Perhaps the most interesting findings of the Mapworks research are some consistent differences between students who participated in Mapworks by taking the Transition Survey (termed participation rate), and students who did not participate in Mapworks initiated by their taking the survey.
More specifically, students who took the Transition Survey had better scores that were statistically significant than those who did not take the survey for every data point calculated.
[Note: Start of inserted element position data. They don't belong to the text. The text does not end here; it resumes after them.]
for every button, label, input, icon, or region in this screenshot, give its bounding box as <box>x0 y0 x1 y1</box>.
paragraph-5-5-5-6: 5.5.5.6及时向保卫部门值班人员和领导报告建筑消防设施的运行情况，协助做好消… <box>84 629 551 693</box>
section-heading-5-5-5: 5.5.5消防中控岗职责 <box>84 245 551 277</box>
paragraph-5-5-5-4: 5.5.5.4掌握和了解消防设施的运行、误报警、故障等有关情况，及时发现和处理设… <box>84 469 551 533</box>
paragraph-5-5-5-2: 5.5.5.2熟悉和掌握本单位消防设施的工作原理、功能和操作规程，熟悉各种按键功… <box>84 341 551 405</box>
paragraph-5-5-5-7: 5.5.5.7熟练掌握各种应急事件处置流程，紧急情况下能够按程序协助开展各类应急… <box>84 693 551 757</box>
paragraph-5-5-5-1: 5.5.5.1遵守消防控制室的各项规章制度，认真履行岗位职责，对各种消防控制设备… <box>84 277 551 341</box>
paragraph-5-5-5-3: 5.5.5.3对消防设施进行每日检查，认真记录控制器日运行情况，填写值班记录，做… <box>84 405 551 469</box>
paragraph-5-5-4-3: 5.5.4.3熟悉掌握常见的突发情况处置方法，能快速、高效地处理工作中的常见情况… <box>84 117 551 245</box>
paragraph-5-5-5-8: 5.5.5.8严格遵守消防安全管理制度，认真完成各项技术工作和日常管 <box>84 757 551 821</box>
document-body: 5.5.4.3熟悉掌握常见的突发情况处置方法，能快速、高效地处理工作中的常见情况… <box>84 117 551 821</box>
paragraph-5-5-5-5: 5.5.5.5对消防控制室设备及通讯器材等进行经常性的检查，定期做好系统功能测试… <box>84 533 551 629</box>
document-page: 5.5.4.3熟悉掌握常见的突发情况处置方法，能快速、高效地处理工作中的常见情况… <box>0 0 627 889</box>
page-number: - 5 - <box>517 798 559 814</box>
Data points calculated were:
- High school (HS) GPA
- High School Rank (HSR)
- American College Testing (ACT) Composite score
- Fall and spring midterm grades (fewer midterms is better)
- Fall and spring semester GPA
- Fall cumulative GPA
- 1st Fall-to-1st spring retention percentage
- 1st Spring- to-2nd fall retention percentage
- Fall-to-fall retention (or graduation) for 2 years, 3 years, 4 years, 5 years, and 6 years.
Because students who did not participate in Mapworks had significantly lower ability measures and lower academic performance, it led us to attempt to look at characteristics of the group.
- For every year a higher proportion of on-campus students than off-campus students participated in the Transition Survey. Incentives might explain some of the difference, but how much is not known. The efforts to increase off-campus participation can be noted by the over three-fold increase in off-campus student participation (from 14.7% in 2008 to 50.4% in 2014). Comparatively on-campus participation increased approximately 11% from 2008 to 2014. In spite of the disparate increases in on- and off-campus participation, students who participated in the survey continued to do better than non-participants. Each year we looked at a number of student characteristics to determine other possible explanations.